Il faut longtemps pour être en bon ordre et cela ne prend pas une minute pour ne plus l’être. Il est très difficile de faire que l’esprit se reprenne et pour le faire marcher comme il le doit, et la moindre chose peut le bouleverser. Imaginez combien il faut fabriquer d’éléments différents pour qu’une montre puisse fonctionner, et comme c’est vite fait de laisser tomber la montre et de la détruire.
L’entraînement de l’esprit
Il y a des gens qui n’ont pas d’esprit. « Qui n’ont pas d’esprit » veut dire dont l’esprit est encore enterré. Ils ne s’en soucient pas, ils sont très satisfaits, bien qu’ils ne sachent pas ce qu’est le bonheur. Il y en a d’autres qui perçoivent réellement qu’ils ont un esprit et pour eux, y a-t-il quelque chose de plus difficile que de garder leur esprit dans la condition où il devrait être ? Aucun sacrifice n’est trop grand pour garder l’esprit bien accordé, et il n’y a rien qui soit trop pour garder l’esprit en bonne condition. Le mystique, par conséquent, entraîne son esprit et c’est l’entraînement de son propre esprit qui permet à l’homme d’aider les âmes qui viennent à lui.
L’histoire d’Ayaz
Il y a une histoire d’Ayaz qui nous en donne un exemple. Ayaz, un esclave, eut la faveur du sultan, à ce point que le sultan le nomma son trésorier. Il eut à sa charge des bijoux et joyaux très précieux. L’entourage du sultan murmura parce qu’un esclave avait été élevé à leur rang, et parce qu’on lui avait donné une telle confiance. Ils cherchaient sans cesse des fautes dans cet esclave pour les rapporter au sultan.

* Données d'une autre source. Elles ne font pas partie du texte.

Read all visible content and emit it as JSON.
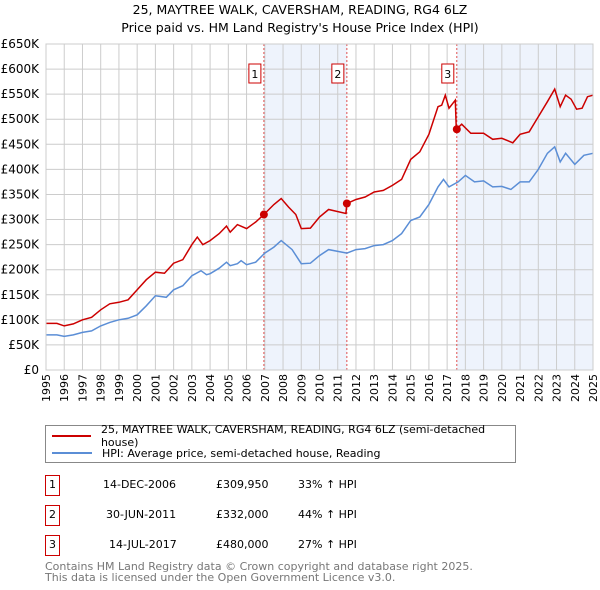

Un jour un courtisan dit : « Ayaz va chaque jour au Trésor, ce qui n’est pas toujours nécessaire, et il y reste parfois des heures. Il dérobe certainement des joyaux au trésor ». Chaque jour le sultan entendait dire quelque chose contre Ayaz, de sorte qu’à la fin il dit : « S’il en est vraiment ainsi, j’irai et je verrai de mes propres yeux ». Il y alla et se tint derrière le mur où l’on avait fait un petit trou par lequel il pouvait voir et entendre ce que l’esclave faisait là.
Le sultan se tenait donc au-dehors regardant dans la pièce ; Ayaz y entra et ferma la porte. Il ouvrit d’abord le coffre dans lequel on enfermait les joyaux précieux du roi. Dans le même coffre il avait gardé quelque chose de précieux qu’il sortit. Il l’embrassa et le pressa contre ses yeux, puis il ouvrit le paquet. Qu’était-ce ? C’était l’habit même qu’il avait porté quand il avait été vendu comme esclave.
L’accord de l’esprit
Il enleva ses vêtements de courtisan est revêtit l’habit d’esclave. Il se mit devant le miroir et dit : « Ayaz, te souviens-tu de ce jour ? Qu’étais-tu alors ? Rien. Un esclave amené au roi pour être vendu. Le roi apprécia quelque chose en toi. Peut-être que tu ne le mérites pas, mais essaye de faire de ton mieux pour être fidèle au roi qui a fait ce que tu es, et n’oublie jamais le jour où tu portais cette livrée, afin de ne pas lever la tête avec orgueil devant ceux qui sont sous tes ordres. Et ne permets jamais à tes sentiments de gratitude de t’abandonner, car la prospérité est toujours une ivresse. Reste sobre et remercie Dieu, et prie Dieu qu’il accorde au sultan longue vie, et sois reconnaissant pour tout ce qui t’es donné ».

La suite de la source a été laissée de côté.